Meurs' hockey journey started around the age of 3 with mini sticks when he learned how to skate. From that moment, passion and talent took over and he began his climb toward the top of the hockey mountain. But it didn't come without some familial influence.

"My dad always wanted me to play hockey," Meurs said. "So I started playing and liked it and realized I was pretty good at it and started wanting to keep getting better."

But as much as life on the farm meant to him, bigger and better things awaited Meurs elsewhere.

"I left my hometown to go play Triple-A hockey," Meurs said, referring to one of the early turning points in his hockey career. "Coming from a small town, leaving the area to go play travel, that was a big step. Driving to and around big cities, it was a big challenge. But I just kept working hard and the coaches were very helpful and I met new people. It was the best thing for me."

Now, the small-town kid with the big-time game will hope to bring his talents to the highest level and the biggest stage, the National Hockey League.

"It's obviously been a dream to play in the NHL," Meurs said. "I'm a bit nervous, I guess, but you don't have much control over it at this point, so I try to not worry about it too much. I'm just hoping to get drafted as high as I can go."

Regardless of how high Meurs gets selected, there will be ample room for improvement and growth.

"He definitely needs to get bigger,” Vellucci said of his 5-foot-10, 169-pound forward. "He's strong and has good core strength, but he's still wiry, doesn't have a ton of weight."

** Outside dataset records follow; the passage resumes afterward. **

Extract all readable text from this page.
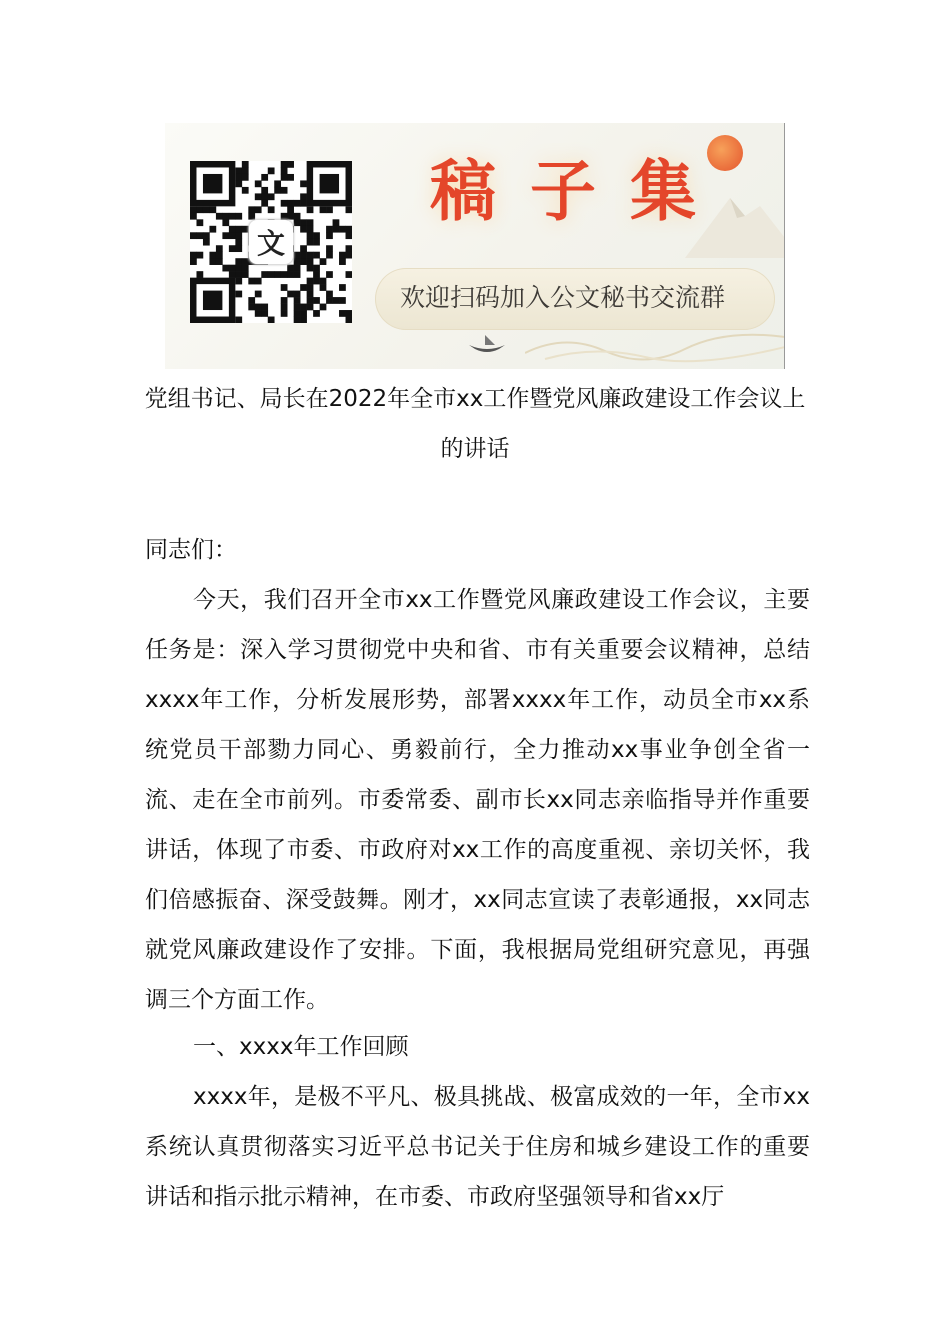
文
稿子集
欢迎扫码加入公文秘书交流群
党组书记、局长在2022年全市xx工作暨党风廉政建设工作会议上的讲话
同志们：

今天，我们召开全市xx工作暨党风廉政建设工作会议，主要任务是：深入学习贯彻党中央和省、市有关重要会议精神，总结xxxx年工作，分析发展形势，部署xxxx年工作，动员全市xx系统党员干部勠力同心、勇毅前行，全力推动xx事业争创全省一流、走在全市前列。市委常委、副市长xx同志亲临指导并作重要讲话，体现了市委、市政府对xx工作的高度重视、亲切关怀，我们倍感振奋、深受鼓舞。刚才，xx同志宣读了表彰通报，xx同志就党风廉政建设作了安排。下面，我根据局党组研究意见，再强调三个方面工作。

一、xxxx年工作回顾

xxxx年，是极不平凡、极具挑战、极富成效的一年，全市xx系统认真贯彻落实习近平总书记关于住房和城乡建设工作的重要讲话和指示批示精神，在市委、市政府坚强领导和省xx厅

Growing into the body NHL general managers should expect has been an incremental progression.

"When I first saw him, he was a skinny kid who had a lot of speed and skill and raw talent," Vellucci said. "Now, he's committed toward improving on his size. He's been here three months since the season ended until school working out five times a week with a trainer."

Moving forward, Vellucci said, "Strength is going to be the key. Physically and mentally maturing. To play at the next level he’s going to have to put on 20 pounds."

But that will be the case with many prospects. The one thing Vellucci said he hopes Meurs takes advantage of is his goal-scoring ability.

"I think he should get back to being a goal-scorer," he said. "Scoring-wise he had a down year (in 2010-11), but I thought it was bad luck more than anything. He hit more posts and crossbars than anyone I've seen."

Meanwhile, NHL Central Scouting's Chris Edwards believes grit and tenacity will bode well for the young prospect moving forward.

"Garrett is most effective when he plays a hard-working, up-and-down game for 60 minutes," he said. "He can be very effective in an energy-type of role. He skates well and has very good speed and acceleration. Also, he's got a willingness to get involved and battle both in front and in the corners. Garrett needs to put all his abilities into a complete and consistent effort every night to be effective."

Fortunately for Meurs that likely will happen eventually, given his skills and commitment. But the draft will come before any of his eventual successes, like the chickens did before his passion for hockey developed.

But ultimately, if you ask Vellucci, "The sky is the limit."